That guy’s going to be very busy inside all those voting booths come the 8th…
“George H W Bush doesn’t know me but prefers Crooked Hillary! He’ll be dead soon anyway. Loser!”
I don’t think it will be a split, but more of a rightward shift. The Republicans will keep going further and further right, and the Democrats will absorb what used to be called “moderate Republicans”, because moderate Republicans and establishment Democrats aren’t as far apart as people think they are. Meanwhile the Democratic party will abandon the more progressive members of the party, viewing them as “extreme”, only 5-10% of the country, and people who will get half of what they want anyway. These 10% of people will simply be disenfranchised, occasionally voting Democratic, occasionally third party, much of the time staying home, but without the organization or numbers necessary to form a viable third party. Meanwhile, people will continue to be pissed at Nader for Bush winning in 2000, and will probably be pissed at Johnson and Stein in this election regardless of what happens.
This should seal the deal for all those boingers who look to a member of the Bush family for voting advice.
Here’s some more advice, from Hank Paulson, ex-Goldman Sachs, ex-SecTreas, architect of the bankster bailout:
Hank knows which side his bread is buttered on.
Sounds like a planned leak by both Bush & Kennedy.
Forty-firth, imbued with the power of forty Firths.
The Firth of Forth compels you!
Ah, George HW. I find it interesting that the least noxious Republican President, who held office during my lifetime, only enjoyed a single term. Much like the least noxious Democrat President.
Funny, I was thinking how this wasnt the kind of endorsement I would place much value on. I guess thats one of the places me and Mr. Trump differ.
Agree but what about working class whites? They seem to be Republicans now when once upon a time they were Democratic supporters. Looks a bit more complicated than a straight shift right.
This would create a vacuum to the left. Is it possible that a new party could overcome the built in bias towards a two party system?
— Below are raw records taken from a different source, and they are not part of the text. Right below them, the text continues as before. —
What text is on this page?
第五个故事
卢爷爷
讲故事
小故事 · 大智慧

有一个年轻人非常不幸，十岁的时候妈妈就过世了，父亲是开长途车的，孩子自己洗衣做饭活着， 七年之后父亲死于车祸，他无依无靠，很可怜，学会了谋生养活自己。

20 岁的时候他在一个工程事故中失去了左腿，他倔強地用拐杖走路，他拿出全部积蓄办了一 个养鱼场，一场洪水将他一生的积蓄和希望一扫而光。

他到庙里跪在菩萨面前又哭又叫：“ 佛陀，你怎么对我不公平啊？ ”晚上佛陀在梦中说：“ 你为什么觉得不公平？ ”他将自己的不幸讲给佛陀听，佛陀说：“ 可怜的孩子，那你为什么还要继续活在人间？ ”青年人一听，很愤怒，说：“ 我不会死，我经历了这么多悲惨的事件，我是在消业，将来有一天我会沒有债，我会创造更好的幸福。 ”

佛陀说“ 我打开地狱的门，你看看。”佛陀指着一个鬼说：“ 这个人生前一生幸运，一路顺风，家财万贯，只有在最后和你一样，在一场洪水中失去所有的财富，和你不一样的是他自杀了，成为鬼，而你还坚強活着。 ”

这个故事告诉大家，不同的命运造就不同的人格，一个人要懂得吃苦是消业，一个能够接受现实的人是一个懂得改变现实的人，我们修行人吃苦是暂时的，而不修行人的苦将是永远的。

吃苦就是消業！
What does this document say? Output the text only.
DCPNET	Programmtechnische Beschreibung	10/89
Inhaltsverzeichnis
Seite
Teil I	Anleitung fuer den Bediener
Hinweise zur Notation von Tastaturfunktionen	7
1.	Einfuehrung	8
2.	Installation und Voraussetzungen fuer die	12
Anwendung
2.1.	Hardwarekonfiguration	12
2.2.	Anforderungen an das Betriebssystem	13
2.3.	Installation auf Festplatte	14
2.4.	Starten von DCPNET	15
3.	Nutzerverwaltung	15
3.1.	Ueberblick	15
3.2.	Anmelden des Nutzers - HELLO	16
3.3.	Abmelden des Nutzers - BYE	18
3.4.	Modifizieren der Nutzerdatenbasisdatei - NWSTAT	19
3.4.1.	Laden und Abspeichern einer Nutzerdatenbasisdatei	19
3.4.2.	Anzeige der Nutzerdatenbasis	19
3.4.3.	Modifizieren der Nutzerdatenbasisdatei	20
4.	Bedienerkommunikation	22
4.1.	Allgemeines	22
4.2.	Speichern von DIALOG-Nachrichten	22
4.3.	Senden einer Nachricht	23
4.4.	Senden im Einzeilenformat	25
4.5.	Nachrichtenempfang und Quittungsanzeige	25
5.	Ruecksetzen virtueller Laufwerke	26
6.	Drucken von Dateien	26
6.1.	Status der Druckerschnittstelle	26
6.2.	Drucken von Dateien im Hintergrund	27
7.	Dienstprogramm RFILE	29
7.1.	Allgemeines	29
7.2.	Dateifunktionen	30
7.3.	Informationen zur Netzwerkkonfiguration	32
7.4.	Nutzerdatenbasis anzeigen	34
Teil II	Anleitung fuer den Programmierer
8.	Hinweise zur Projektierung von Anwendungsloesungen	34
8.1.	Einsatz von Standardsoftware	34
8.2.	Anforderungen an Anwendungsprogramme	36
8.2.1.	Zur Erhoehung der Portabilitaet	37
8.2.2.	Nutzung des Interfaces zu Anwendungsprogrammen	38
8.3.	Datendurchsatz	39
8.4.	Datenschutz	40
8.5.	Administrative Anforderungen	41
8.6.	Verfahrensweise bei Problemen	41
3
Wow okay there goes my breakfast
Could but won’t. Everybody’s still pissed at Nader for some reason, and they’re going to be even more pissed at Johnson and Stein regardless of how this election shapes out. I can’t see a third party forming when people are royally pissed off at it before it even forms. Moreover, the people to the left of the Democrats may not really be able to agree on much. There are left libertarians, Greens, Bernie-or-Busters, radical centrists, uncategorized leftists, people with pet issues, etc. So this will be less of a third party and more of a collective “I dunno”.
By “working class whites” do you mean the Dixiecrats-turned-Republicans in the deep South, the pro-union Democrats in the upper Midwest, or the urban populists? That is really a mixed bag, especially when you throw the populists in there. Populists are always a volatile group.
Well, in a sense they have, at least around here. The Republicans who can’t stomach their current candidate are defecting to the Libertarian party. Which is, curiously enough, full of former Republicans…
Humility is a virtue.
or so I’ve been told.
I can’t see a Third Party getting traction because none have that goal in mind. They want 5% of the vote so they can get federal funding next cycle.
Running a presidential campaign is expensive, difficult and long. Nothing is stopping Libertarian party or Green Party, to spend that money on Congressional seats. There is a lot of disdain among Conservative voters for Trump and the time is actually ripe for them to sweep at least some house seats. That’s how LibDems became the third party in the UK. That’s how it is everywhere.
The US is not like everywhere. We are a two party system, period. We are only set up to handle two parties, and one of the major parties has to go the way of the Whigs before another steps in and fills the power vacuum.
Not really. The two parties have manipulated the rules to favor them. A tiny bit electoral reform can change that.
But playing the game can change that as well
Third parties need a large base to succeed, and need to be engaged across the entire system, otherwise they’re fruitless. The groups that make presidential runs, but haven’t got an organization with roots in local politics are just a continual electoral side-show/distraction that accomplish nothing towards effective policy change. There have been shake-ups in the parties in the US in the past, but those that lasted for more than a few years were built on groundswells.
A left-wing party could theoretically work if we scrapped the constitution and adopted a parliamentary representational democracy (they’d at least be less useless). We aren’t one of those though.
Alternately it could work if there was a self-identifying left that was at least ~45% of the US voting population. We’re nowhere near that, and may obvious candidates like blue collar labor who might logically be a constituency are so mislead by PR, the corporate media, and various echo chambers, that they vote aggressively against left-leaning parties and policy.
So I think the only realistic option is for the left to work steadfastly to take over the Dems from within, figure out how to form messages voters identify with that promote good policy, figure out how to form messages that alienate people from terrible policy, and play the game within the system. There have been cases of this working long past (hey the New Deal Dems. lasted from the 30s to the 60s) so while it’s not likely, it’s the least unlikely approach to have a chance of success. A third party’s among the least likely option for effecting change, given the tremendous level of power the system gives entrenched players.